Por Carlos Alberto Ospina M.
Sin reparar, la agresividad se ha convertido en la regla, en lugar de la excepción. Este fenómeno permea los distintos estratos socioeconómicos y la mayoría de los espacios públicos a manera de prueba de temeraria que comienza en el transporte público, la fila en el supermercado, las reuniones familiares y las redes sociales que hacen alarde de hostilidad e intransigencia.
En términos comparativos, el enojo parece seguir una secuencia de ADN representada en violencia verbal, psicológica y física.

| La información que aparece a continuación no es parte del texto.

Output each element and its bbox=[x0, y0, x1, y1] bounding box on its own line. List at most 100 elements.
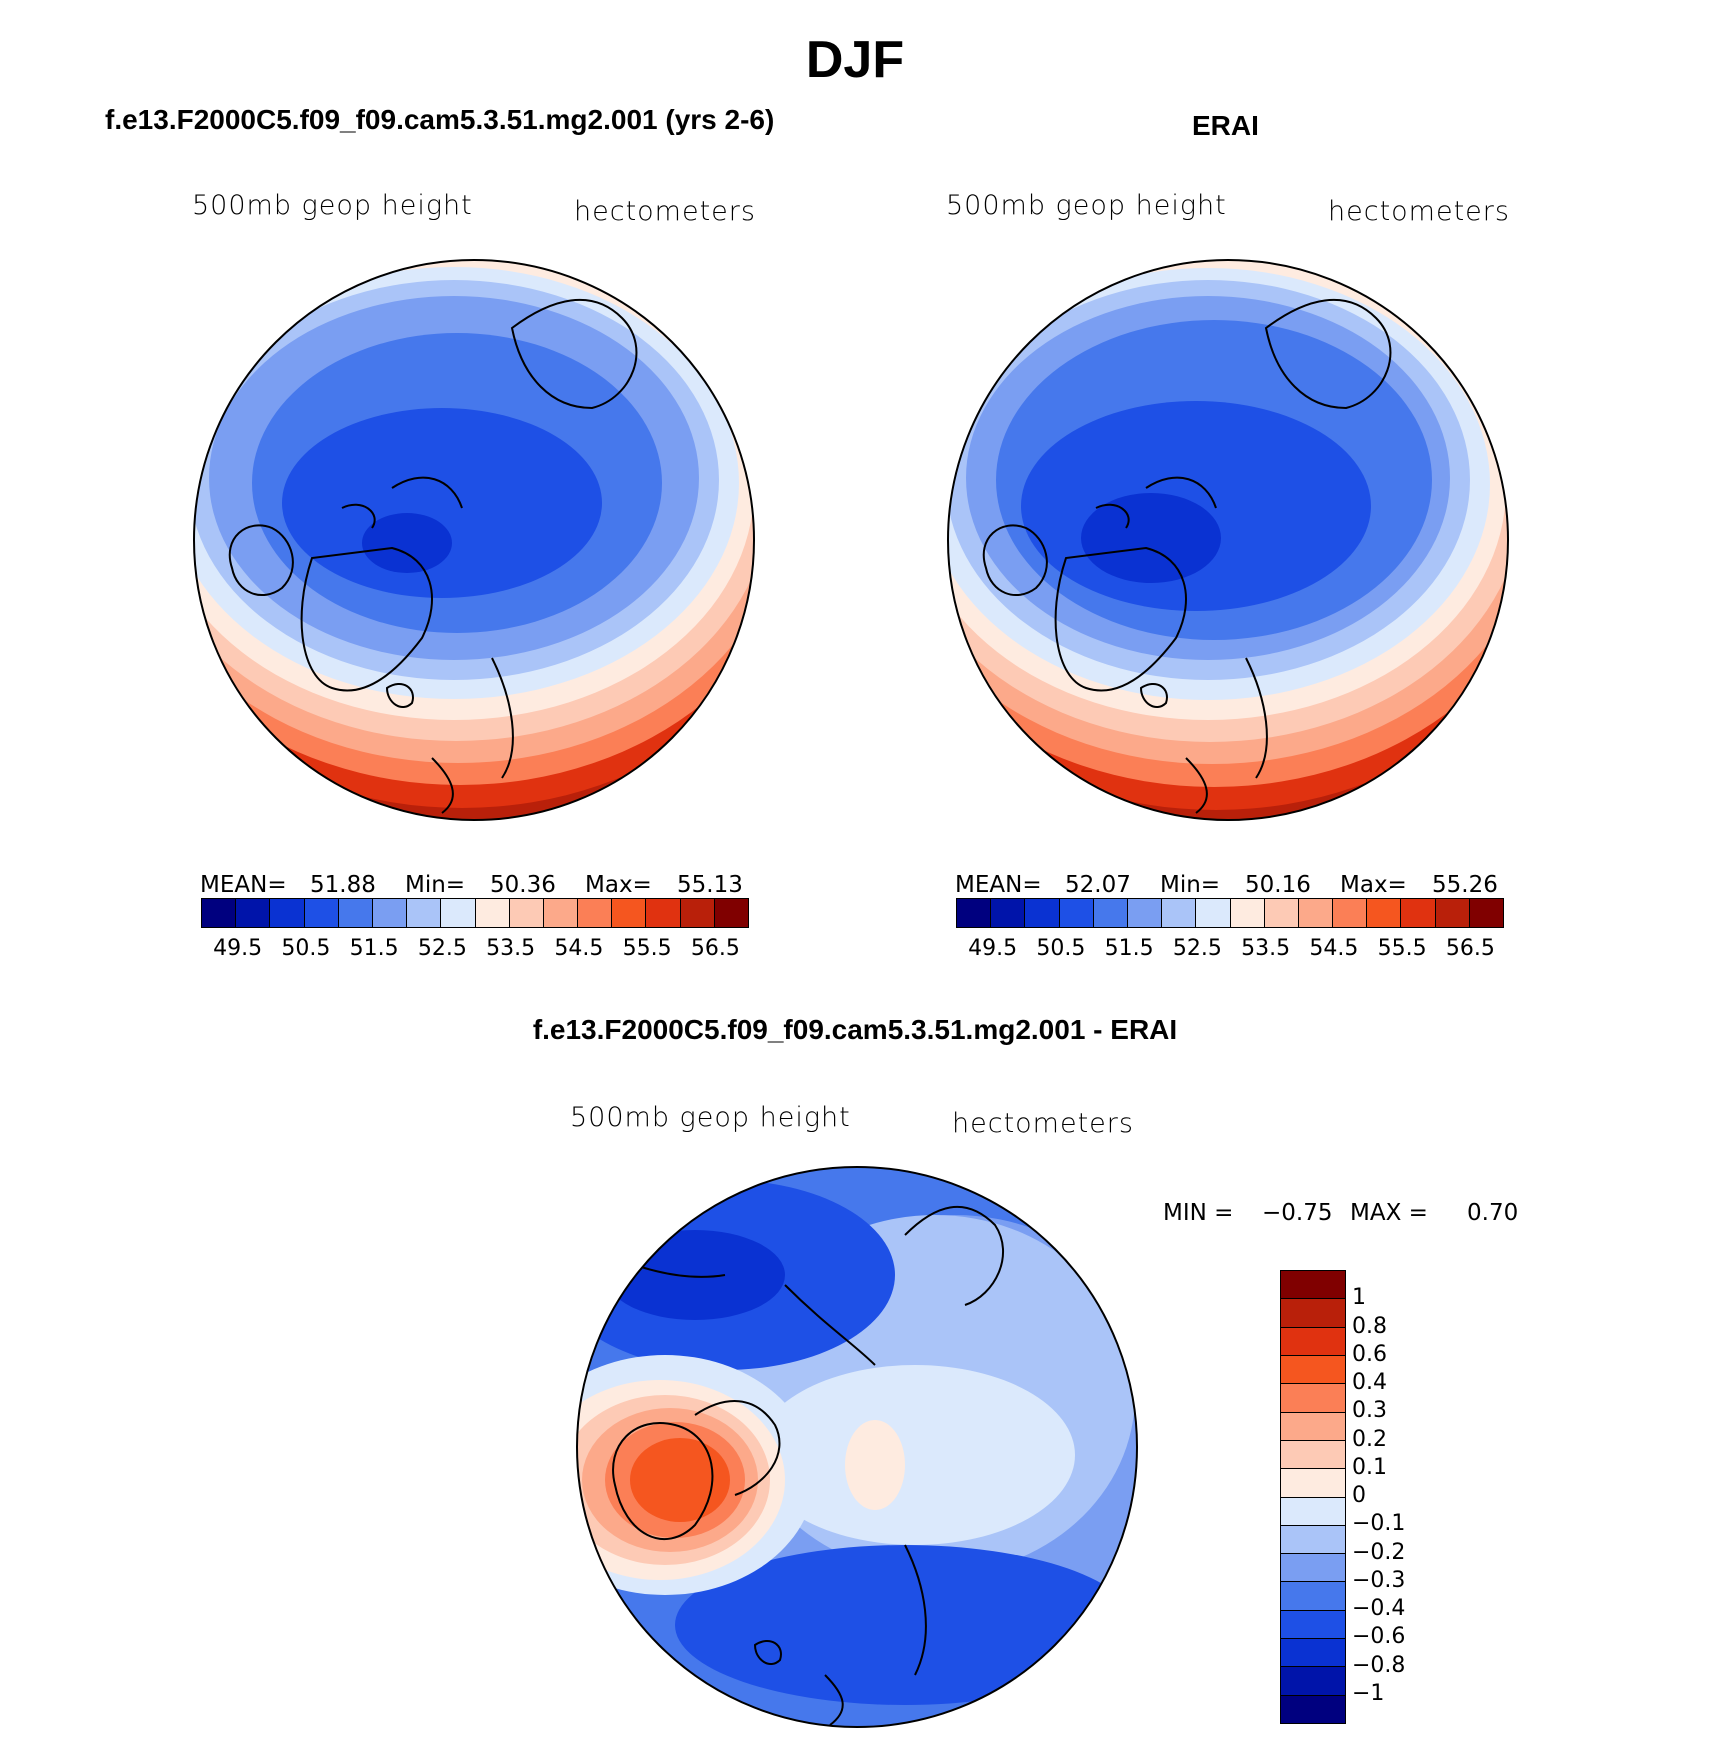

Tropezarse con los pies de alguien o rozar con la mochila el hombro de un transeúnte apurado, suscita el desprecio del ofendido al mismo tiempo que produce una cascada de injurias que recorren el inexistente árbol genealógico. Unos cuantos andan como perros de caza después de varios días de ayuno.
La frase de antaño “se acabaron los cabellos” tiene algo de real, y un ingrediente adicional que raya con los mecanismos de prevención y de espacio personal. En algunos casos el acto sincero de ceder el puesto en el bus es considerado a semejanza de acoso, subordinación o dominio de un extraño que, quizá, solo actuaba con base en los patrones de cortesía y de consideración enseñados en su familia. También es válida una respuesta instintiva frente a la inseguridad y las diferentes formas de sometimiento que experimentan ciertas víctimas, lo que lleva a adoptar una posición de desconfianza y defensa de la propia integridad. Así fue como la espontaneidad tomó para sí la cubierta de la indiferencia.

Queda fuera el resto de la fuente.